The life sciences industry is unique in that once a commercially viable product has been developed, the only way to gather the data needed for regulatory compliance is to collaborate with the healthcare community. Within large hospital networks, life sciences companies can usually find the resources (and patients) they need to run a successful clinical trial.

Hamilton is home to Hamilton Health Sciences (HHS), the second-largest hospital network in Ontario and the fourth largest in Canada. Comprised of seven hospitals and a cancer centre, Hamilton Health Sciences serves a huge catchment area encompassing not only 670,000 Hamiltonians but around 2.8 million Canadian citizens in the surrounding region.

Ontario’s expansive St Joseph’s Health System also has its headquarters in Hamilton, from where it leads the largest renal and mental health programmes in Ontario.

Highly research-focused themselves, both Hamilton Health Sciences and St Joseph’s are constantly welcoming new opportunities to collaborate with private companies on research studies and trials that align with their visions for improved patient care.

“The secret to Hamilton’s success is fundamentally in the integration of our two huge research hospitals,” says Muggah. “Everyone who works at HHS and St Joe’s has to be cross-appointed with McMaster University. Also, because our hospitals are so research focused and because they are training hospitals, there is a cultural acceptance, interest and willingness to engage with private sector innovation.”

3. Supportive networks

Commercializing healthtech IP isn’t a journey where companies can (or should) go it alone; it requires collaboration and support across the whole ecosystem. That is why partnership collaborations such as Hamilton’s Synapse Life Science Consortium are so valuable.

“Synapse Consortium reflects the current composition of the Hamilton life science ecosystem; so, it is fairly public sector-heavy, including two large research hospitals, the university, a college, our innovation park, and several others,” explains Muggah. “The goal and the purpose of the consortium is to act as a strategic broker, fundamentally helping to facilitate the commercialization of health IP by enabling and expediting access to the resources that exist in the Hamilton ecosystem for companies that are either emerging out of Hamilton or within southern Ontario.”

By standing at the very forefront of the collaboration funnel and keeping himself up to date with all the trailblazing research taking place in the area, Alex Muggah identifies opportunities for partnerships and makes connections wherever appropriate.
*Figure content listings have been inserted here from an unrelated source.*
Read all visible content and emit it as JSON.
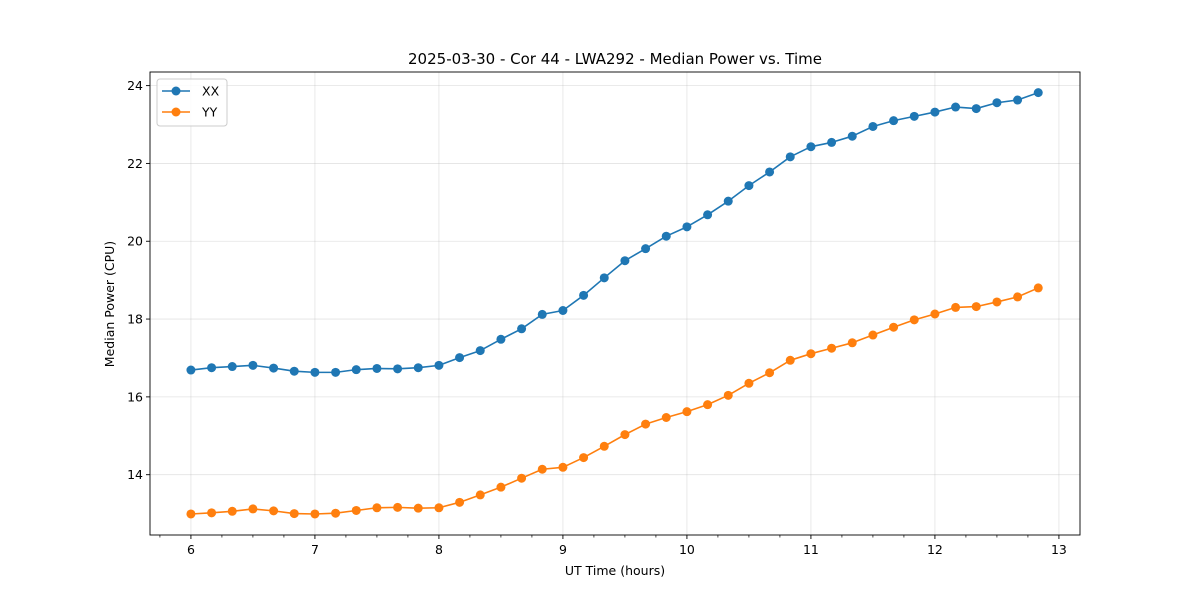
{
  "chart_data": {
    "type": "line",
    "title": "2025-03-30 - Cor 44 - LWA292 - Median Power vs. Time",
    "xlabel": "UT Time (hours)",
    "ylabel": "Median Power (CPU)",
    "xlim": [
      5.67,
      13.17
    ],
    "ylim": [
      12.45,
      24.35
    ],
    "xticks": [
      6,
      7,
      8,
      9,
      10,
      11,
      12,
      13
    ],
    "xtick_labels": [
      "6",
      "7",
      "8",
      "9",
      "10",
      "11",
      "12",
      "13"
    ],
    "yticks": [
      14,
      16,
      18,
      20,
      22,
      24
    ],
    "ytick_labels": [
      "14",
      "16",
      "18",
      "20",
      "22",
      "24"
    ],
    "grid": true,
    "legend_position": "top-left",
    "x": [
      6.0,
      6.1667,
      6.3333,
      6.5,
      6.6667,
      6.8333,
      7.0,
      7.1667,
      7.3333,
      7.5,
      7.6667,
      7.8333,
      8.0,
      8.1667,
      8.3333,
      8.5,
      8.6667,
      8.8333,
      9.0,
      9.1667,
      9.3333,
      9.5,
      9.6667,
      9.8333,
      10.0,
      10.1667,
      10.3333,
      10.5,
      10.6667,
      10.8333,
      11.0,
      11.1667,
      11.3333,
      11.5,
      11.6667,
      11.8333,
      12.0,
      12.1667,
      12.3333,
      12.5,
      12.6667,
      12.8333
    ],
    "series": [
      {
        "name": "XX",
        "color": "#1f77b4",
        "values": [
          16.69,
          16.75,
          16.78,
          16.81,
          16.74,
          16.66,
          16.63,
          16.63,
          16.7,
          16.73,
          16.72,
          16.75,
          16.81,
          17.01,
          17.19,
          17.48,
          17.75,
          18.12,
          18.22,
          18.61,
          19.06,
          19.5,
          19.81,
          20.13,
          20.37,
          20.68,
          21.03,
          21.43,
          21.78,
          22.17,
          22.43,
          22.54,
          22.7,
          22.95,
          23.1,
          23.21,
          23.32,
          23.45,
          23.41,
          23.56,
          23.63,
          23.82
        ]
      },
      {
        "name": "YY",
        "color": "#ff7f0e",
        "values": [
          12.99,
          13.02,
          13.06,
          13.12,
          13.07,
          13.0,
          12.99,
          13.01,
          13.08,
          13.15,
          13.16,
          13.14,
          13.15,
          13.29,
          13.48,
          13.68,
          13.91,
          14.14,
          14.19,
          14.44,
          14.73,
          15.03,
          15.3,
          15.47,
          15.62,
          15.8,
          16.04,
          16.35,
          16.62,
          16.94,
          17.11,
          17.25,
          17.39,
          17.59,
          17.79,
          17.98,
          18.13,
          18.3,
          18.32,
          18.44,
          18.57,
          18.8
        ]
      }
    ]
  }
}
Should a potential collaboration be promising, Synapse can also identify funding opportunities for accelerating the commercialization of that innovation.

One option for funding is through the Southern Ontario Pharmaceutical Health Innovation Ecosystem programme that Synapse offers with Ontario’s Innovation Factory. Successful applicants may leverage up to C$100,000 in funding to work directly with an academic or hospital partner in Hamilton. The funding has supported a range of collaborative projects for local companies requiring clinical/research expertise, evidence or data for commercialization, increase their sales or secure a ‘first buyer’.

Overall, getting a new healthtech development to the patients it has been designed for is no walk in the park. By investing in a strategic location like Hamilton, which offers innovation-ready lab space, world-class academic and clinical infrastructure, and abundant opportunities for partnerships and funding, you may just find the entire process quicker, less challenging and more collaborative than ever before.